IT WAS like the first day at school for the 24-strong Ireland squad at their first training session under the new management team of Martin O'Neill and Roy Keane.
For Stephen Ward, it was a fresh start in a number of ways as the Portmarnock man is back in the fold with the national team after a spell out in the cold – his last cap was 12 months ago. He is getting to grips with international football again, as well as getting to know the new boss and his high-profile assistant.
"I think the profile they have is massive in the game, so you come in with a little bit of excitement and nervousness that you have when any new managers coming in to a set up. Everyone wants to impress," says Ward.
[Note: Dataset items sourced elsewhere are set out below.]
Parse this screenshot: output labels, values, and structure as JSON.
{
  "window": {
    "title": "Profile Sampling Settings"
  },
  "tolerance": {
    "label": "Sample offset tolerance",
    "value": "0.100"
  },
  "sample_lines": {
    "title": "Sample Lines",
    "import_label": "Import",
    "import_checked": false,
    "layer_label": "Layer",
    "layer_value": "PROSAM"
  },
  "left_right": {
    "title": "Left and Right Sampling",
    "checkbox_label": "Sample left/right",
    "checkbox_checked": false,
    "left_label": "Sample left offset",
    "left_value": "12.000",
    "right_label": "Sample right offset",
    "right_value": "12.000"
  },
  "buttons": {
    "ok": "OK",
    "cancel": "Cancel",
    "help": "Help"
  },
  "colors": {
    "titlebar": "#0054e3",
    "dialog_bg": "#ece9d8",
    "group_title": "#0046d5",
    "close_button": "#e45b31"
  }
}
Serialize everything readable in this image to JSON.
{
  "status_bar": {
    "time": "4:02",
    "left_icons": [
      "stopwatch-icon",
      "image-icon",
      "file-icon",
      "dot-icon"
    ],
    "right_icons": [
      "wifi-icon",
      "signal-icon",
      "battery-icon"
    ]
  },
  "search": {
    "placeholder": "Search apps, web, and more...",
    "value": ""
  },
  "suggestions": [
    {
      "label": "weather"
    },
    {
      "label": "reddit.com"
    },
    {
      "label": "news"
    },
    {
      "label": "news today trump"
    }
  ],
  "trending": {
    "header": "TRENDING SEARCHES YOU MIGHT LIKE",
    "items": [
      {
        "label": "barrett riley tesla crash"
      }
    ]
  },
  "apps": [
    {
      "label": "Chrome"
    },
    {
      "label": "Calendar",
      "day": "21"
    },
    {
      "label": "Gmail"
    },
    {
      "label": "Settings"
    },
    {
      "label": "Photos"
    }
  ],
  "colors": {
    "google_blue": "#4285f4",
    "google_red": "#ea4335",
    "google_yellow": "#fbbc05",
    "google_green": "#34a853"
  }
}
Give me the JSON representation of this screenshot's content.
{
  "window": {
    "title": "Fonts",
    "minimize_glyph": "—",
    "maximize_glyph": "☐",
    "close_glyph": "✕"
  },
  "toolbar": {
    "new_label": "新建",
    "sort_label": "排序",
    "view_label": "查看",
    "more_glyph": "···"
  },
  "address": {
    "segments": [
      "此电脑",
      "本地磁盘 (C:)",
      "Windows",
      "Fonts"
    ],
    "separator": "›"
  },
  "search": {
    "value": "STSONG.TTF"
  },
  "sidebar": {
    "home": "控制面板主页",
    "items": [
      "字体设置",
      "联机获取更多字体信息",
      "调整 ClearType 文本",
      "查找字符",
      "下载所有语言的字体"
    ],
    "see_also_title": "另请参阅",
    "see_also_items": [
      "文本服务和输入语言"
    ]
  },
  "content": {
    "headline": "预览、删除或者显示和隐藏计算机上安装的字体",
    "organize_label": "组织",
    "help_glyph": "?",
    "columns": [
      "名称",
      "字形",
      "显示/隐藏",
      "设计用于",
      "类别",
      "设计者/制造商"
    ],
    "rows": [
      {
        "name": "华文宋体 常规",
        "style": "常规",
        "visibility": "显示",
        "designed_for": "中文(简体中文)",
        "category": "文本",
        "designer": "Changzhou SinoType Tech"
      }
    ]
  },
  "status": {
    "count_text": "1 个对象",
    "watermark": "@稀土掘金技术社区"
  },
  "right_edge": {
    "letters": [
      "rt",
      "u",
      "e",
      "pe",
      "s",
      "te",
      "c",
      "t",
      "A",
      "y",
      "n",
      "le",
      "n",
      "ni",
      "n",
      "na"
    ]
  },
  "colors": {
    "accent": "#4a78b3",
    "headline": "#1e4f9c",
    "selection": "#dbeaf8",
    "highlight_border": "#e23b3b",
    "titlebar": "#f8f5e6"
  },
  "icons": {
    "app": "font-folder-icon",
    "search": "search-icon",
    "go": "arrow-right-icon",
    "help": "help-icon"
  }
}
"There seems to be a massive interest. I think it's great. It's probably exactly what we needed and hopefully we can have a successful time.
"As the manager says, it's a new era, a fresh start. Everyone is happy to be here. These names were thrown about straight after the previous manager had gone. It's a massive appointment, two really big names in Irish football and it's what we needed after having a manager of the calibre of Giovanni Trapattoni and I think it's exactly what the team needed.
"We've only had one training session. I don't know how much they want to change or what they want to do, but we have these two games and the friendlies coming up before the actual qualifying starts, so they've got time on their hands to get things right and get their philosophy across. Obviously that will start to happen over the next few days."
For Ward, just being back involved with Ireland again is welcome. His last involvement was for the friendly against Poland in February, while he most recently played in the home game against Greece last November.
"It's good to be back," he reflects, aware this his fellow Wolves man Kevin Doyle is also in favour again.
"You're obviously disappointed when you're not in the squad, but I'm enjoying my football again and that coincides with getting back in the squad, which is nice.
"Football's a strange game. Me and Doyler chatted about it at Wolves. It was a tough time for us. It wasn't a great year. The club was in a strange period. I was disappointed obviously to not be involved, but you don't let it affect you as much as you want to be involved. It's not great when your club is having a tough time. Maybe he (Trapattoni) thought that, psychologically, it wasn't great to be coming into the Ireland set-up.
"Listen, it was the toughest time of my career in terms. We were in the Premier League and one year later we were fighting relegation. It was a strange time at the club. We had new managers coming and it was hard for them to come in and change the style of play. I just tried to work hard and play well. I was disappointed that we got relegated. That was a big disappointment for last year, but now as I say it's a fresh start for me moving away. It's a new club, a new philosophy. I'm enjoying the way they play and I've got a spring back in my step, definitely."
Ward hopes that two events in the last few months – his exit from Wolves with a move to Brighton and now his recall to the national team – signal an end to the bad times.
"I was still playing in the Championship, but I just wasn't getting called in," he says of his time out in the cold under Trapattoni.
"It was a tough time with Wolves and obviously you suffer the consequences sometimes when your club isn't doing so well. To move away and get a fresh start is nice and I'm really enjoying my time down at Brighton. I'd been at Wolves for seven years or so, it was a mutual decision.
"The club wanted to move on players that had been there for a while and obviously, with the club getting relegated, it needed a bit of a change and a bit of a freshen up. It's great to see them doing so well, with a lot of younger lads coming through, so yeah, it was something I think I needed to do," he says, pleased to secure that season-long loan move to Brighton, though he still has another full season on his Wolves contract at the end of this season.
"It was a bit complicated at the end because sometimes clubs, as much as they feel you need to move on, they don't always make it as easy for you to go as maybe it looks on the outside, so when it did eventually come around, I was pleased to go.
"I'm enjoying it there. The stadium is fantastic, we're getting 27-28 thousand every week, they've got a new £20m training ground, so it's going in the right direction."